The end of every relationship with a narcissist ends with a discard phase. This phase is terribly confusing and painful, and they show no mercy. Even if you think revenge is a good idea, it never is. Their ego will not let you get closure or a last word.
Once the narcissist has found you to be weak, they will disappear. Their true selves are showing even more. They no longer value the attention from you they once demanded. It just is not enough; nothing you can say or do is ever enough. Yet, they may project that on to you by saying you never do enough. This is very confusing for the victim, who still feels as if this person is the love of their life.
The eggshells you have been walking on are now everywhere. There is no safe place to step, no question is safe, nothing you can say is right. The act they put on to get your attention became too much for them, and now they no longer even try. You have no value in their eyes.
The narcissist will withdraw at their will, sometimes coming back to phase one and doing it all over again, other times completely. But they will usually come back again and again. And in doing so will destroy the victim's self-esteem and make them question if they were ever enough. The worst part is there will never be an apology. The only way to really stop this is to have no contact.

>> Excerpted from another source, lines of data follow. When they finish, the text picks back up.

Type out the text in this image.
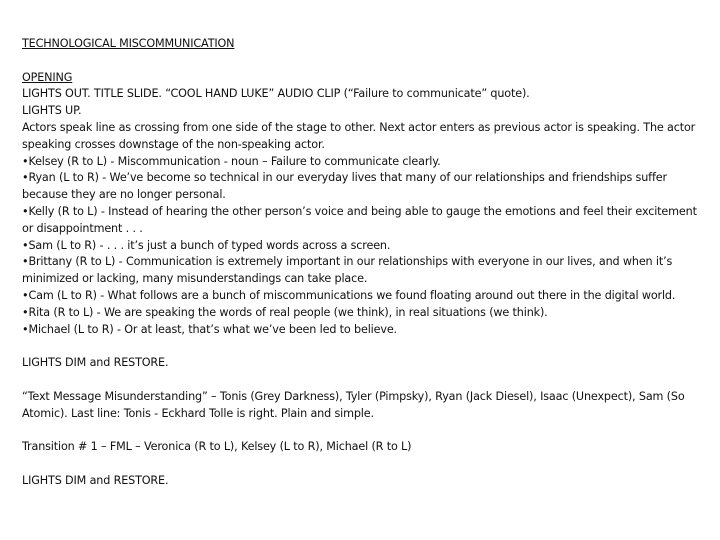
TECHNOLOGICAL MISCOMMUNICATION

OPENING

LIGHTS OUT. TITLE SLIDE. “COOL HAND LUKE” AUDIO CLIP (“Failure to communicate” quote).

LIGHTS UP.

Actors speak line as crossing from one side of the stage to other. Next actor enters as previous actor is speaking. The actor speaking crosses downstage of the non-speaking actor.

•Kelsey (R to L) - Miscommunication - noun – Failure to communicate clearly.

•Ryan (L to R) - We’ve become so technical in our everyday lives that many of our relationships and friendships suffer because they are no longer personal.

•Kelly (R to L) - Instead of hearing the other person’s voice and being able to gauge the emotions and feel their excitement or disappointment . . .

•Sam (L to R) - . . . it’s just a bunch of typed words across a screen.

•Brittany (R to L) - Communication is extremely important in our relationships with everyone in our lives, and when it’s minimized or lacking, many misunderstandings can take place.

•Cam (L to R) - What follows are a bunch of miscommunications we found floating around out there in the digital world.

•Rita (R to L) - We are speaking the words of real people (we think), in real situations (we think).

•Michael (L to R) - Or at least, that’s what we’ve been led to believe.

LIGHTS DIM and RESTORE.

“Text Message Misunderstanding” – Tonis (Grey Darkness), Tyler (Pimpsky), Ryan (Jack Diesel), Isaac (Unexpect), Sam (So Atomic). Last line: Tonis - Eckhard Tolle is right. Plain and simple.

Transition # 1 – FML – Veronica (R to L), Kelsey (L to R), Michael (R to L)

LIGHTS DIM and RESTORE.
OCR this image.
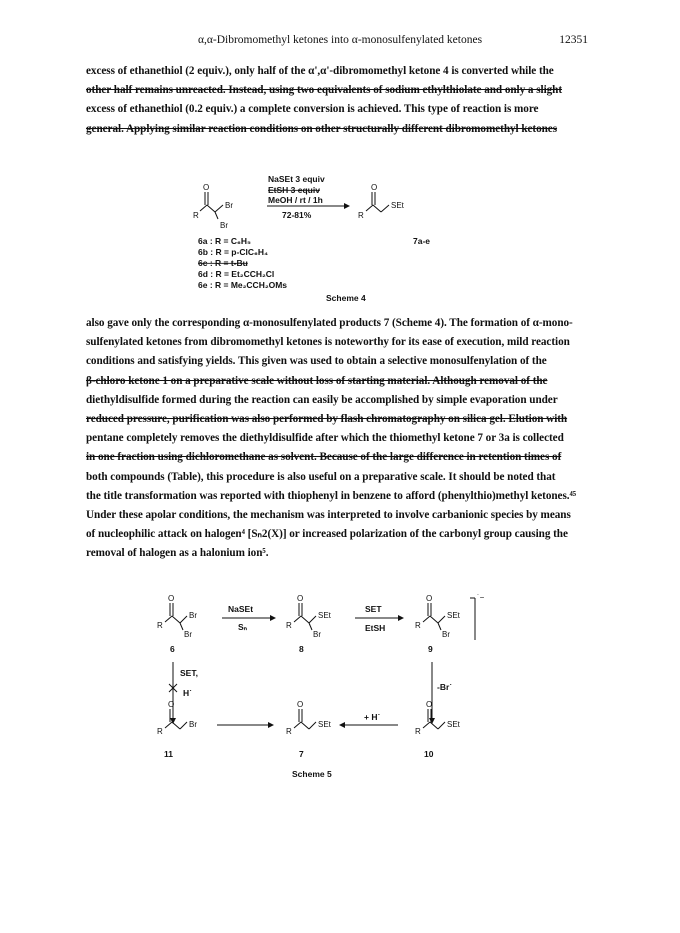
α,α-Dibromomethyl ketones into α-monosulfenylated ketones	12351
excess of ethanethiol (2 equiv.), only half of the α',α'-dibromomethyl ketone 4 is converted while the
other half remains unreacted. Instead, using two equivalents of sodium ethylthiolate and only a slight
excess of ethanethiol (0.2 equiv.) a complete conversion is achieved. This type of reaction is more
general. Applying similar reaction conditions on other structurally different dibromomethyl ketones
O
Br
R
Br
O
R
SEt
NaSEt 3 equiv
EtSH 3 equiv
MeOH / rt / 1h
72-81%
7a-e
6a : R = C₆H₅
6b : R = p-ClC₆H₄
6c : R = t-Bu
6d : R = Et₂CCH₂Cl
6e : R = Me₂CCH₂OMs
Scheme 4
also gave only the corresponding α-monosulfenylated products 7 (Scheme 4). The formation of α-mono-
sulfenylated ketones from dibromomethyl ketones is noteworthy for its ease of execution, mild reaction
conditions and satisfying yields. This given was used to obtain a selective monosulfenylation of the
β-chloro ketone 1 on a preparative scale without loss of starting material. Although removal of the
diethyldisulfide formed during the reaction can easily be accomplished by simple evaporation under
reduced pressure, purification was also performed by flash chromatography on silica gel. Elution with
pentane completely removes the diethyldisulfide after which the thiomethyl ketone 7 or 3a is collected
in one fraction using dichloromethane as solvent. Because of the large difference in retention times of
both compounds (Table), this procedure is also useful on a preparative scale. It should be noted that
the title transformation was reported with thiophenyl in benzene to afford (phenylthio)methyl ketones.⁴⁵
Under these apolar conditions, the mechanism was interpreted to involve carbanionic species by means
of nucleophilic attack on halogen⁴ [Sₙ2(X)] or increased polarization of the carbonyl group causing the
removal of halogen as a halonium ion⁵.
O
Br
R
Br
O
SEt
R
Br
O
SEt
R
Br
˙−
O
Br
R
O
SEt
R
O
SEt
R
NaSEt
Sₙ
SET
EtSH
SET,
H˙
-Br˙
+ H˙
6	8	9
11	7	10
Scheme 5
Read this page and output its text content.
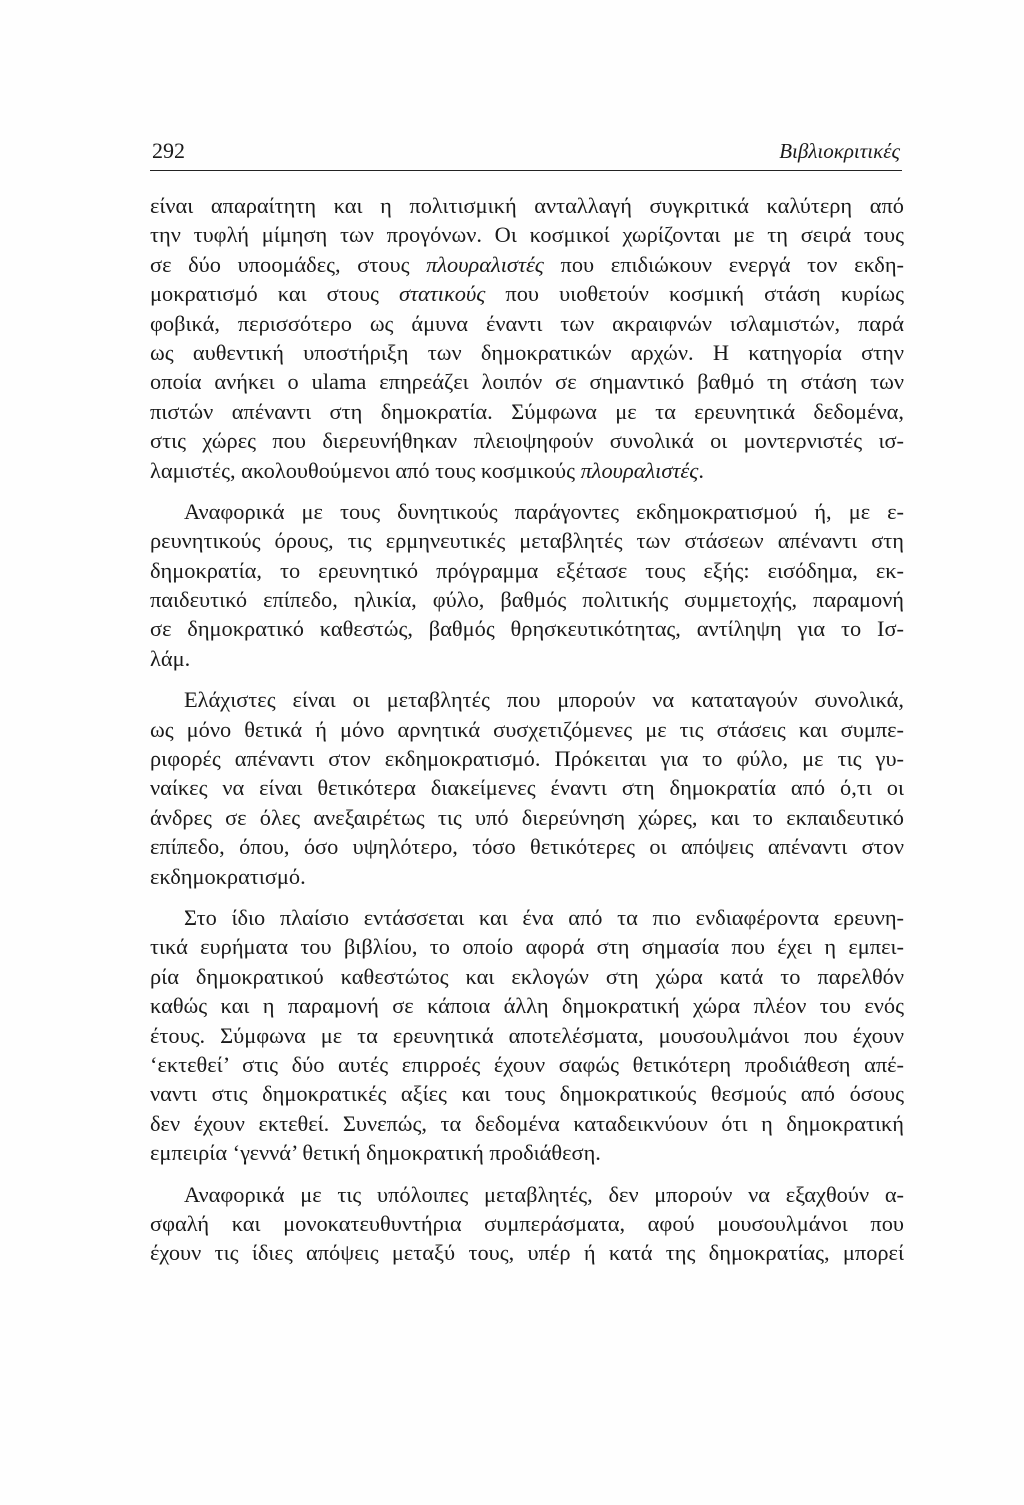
292	Βιβλιοκριτικές
είναι απαραίτητη και η πολιτισμική ανταλλαγή συγκριτικά καλύτερη από
την τυφλή μίμηση των προγόνων. Οι κοσμικοί χωρίζονται με τη σειρά τους
σε δύο υποομάδες, στους πλουραλιστές που επιδιώκουν ενεργά τον εκδη-
μοκρατισμό και στους στατικούς που υιοθετούν κοσμική στάση κυρίως
φοβικά, περισσότερο ως άμυνα έναντι των ακραιφνών ισλαμιστών, παρά
ως αυθεντική υποστήριξη των δημοκρατικών αρχών. Η κατηγορία στην
οποία ανήκει ο ulama επηρεάζει λοιπόν σε σημαντικό βαθμό τη στάση των
πιστών απέναντι στη δημοκρατία. Σύμφωνα με τα ερευνητικά δεδομένα,
στις χώρες που διερευνήθηκαν πλειοψηφούν συνολικά οι μοντερνιστές ισ-
λαμιστές, ακολουθούμενοι από τους κοσμικούς πλουραλιστές.
Αναφορικά με τους δυνητικούς παράγοντες εκδημοκρατισμού ή, με ε-
ρευνητικούς όρους, τις ερμηνευτικές μεταβλητές των στάσεων απέναντι στη
δημοκρατία, το ερευνητικό πρόγραμμα εξέτασε τους εξής: εισόδημα, εκ-
παιδευτικό επίπεδο, ηλικία, φύλο, βαθμός πολιτικής συμμετοχής, παραμονή
σε δημοκρατικό καθεστώς, βαθμός θρησκευτικότητας, αντίληψη για το Ισ-
λάμ.
Ελάχιστες είναι οι μεταβλητές που μπορούν να καταταγούν συνολικά,
ως μόνο θετικά ή μόνο αρνητικά συσχετιζόμενες με τις στάσεις και συμπε-
ριφορές απέναντι στον εκδημοκρατισμό. Πρόκειται για το φύλο, με τις γυ-
ναίκες να είναι θετικότερα διακείμενες έναντι στη δημοκρατία από ό,τι οι
άνδρες σε όλες ανεξαιρέτως τις υπό διερεύνηση χώρες, και το εκπαιδευτικό
επίπεδο, όπου, όσο υψηλότερο, τόσο θετικότερες οι απόψεις απέναντι στον
εκδημοκρατισμό.
Στο ίδιο πλαίσιο εντάσσεται και ένα από τα πιο ενδιαφέροντα ερευνη-
τικά ευρήματα του βιβλίου, το οποίο αφορά στη σημασία που έχει η εμπει-
ρία δημοκρατικού καθεστώτος και εκλογών στη χώρα κατά το παρελθόν
καθώς και η παραμονή σε κάποια άλλη δημοκρατική χώρα πλέον του ενός
έτους. Σύμφωνα με τα ερευνητικά αποτελέσματα, μουσουλμάνοι που έχουν
‘εκτεθεί’ στις δύο αυτές επιρροές έχουν σαφώς θετικότερη προδιάθεση απέ-
ναντι στις δημοκρατικές αξίες και τους δημοκρατικούς θεσμούς από όσους
δεν έχουν εκτεθεί. Συνεπώς, τα δεδομένα καταδεικνύουν ότι η δημοκρατική
εμπειρία ‘γεννά’ θετική δημοκρατική προδιάθεση.
Αναφορικά με τις υπόλοιπες μεταβλητές, δεν μπορούν να εξαχθούν α-
σφαλή και μονοκατευθυντήρια συμπεράσματα, αφού μουσουλμάνοι που
έχουν τις ίδιες απόψεις μεταξύ τους, υπέρ ή κατά της δημοκρατίας, μπορεί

The most helpful advice is to be prepared. Know that when you are replaced, as you will be, that the narcissist has been looking to replace you with a new energy source, and when that one is used up, that is when they return. At this stage, be strong. Shut the door, block them on your phone, fill time doing things you enjoy with friends and just ignore them… Time will pass. They’ll disappear (eventually). And you will feel better again.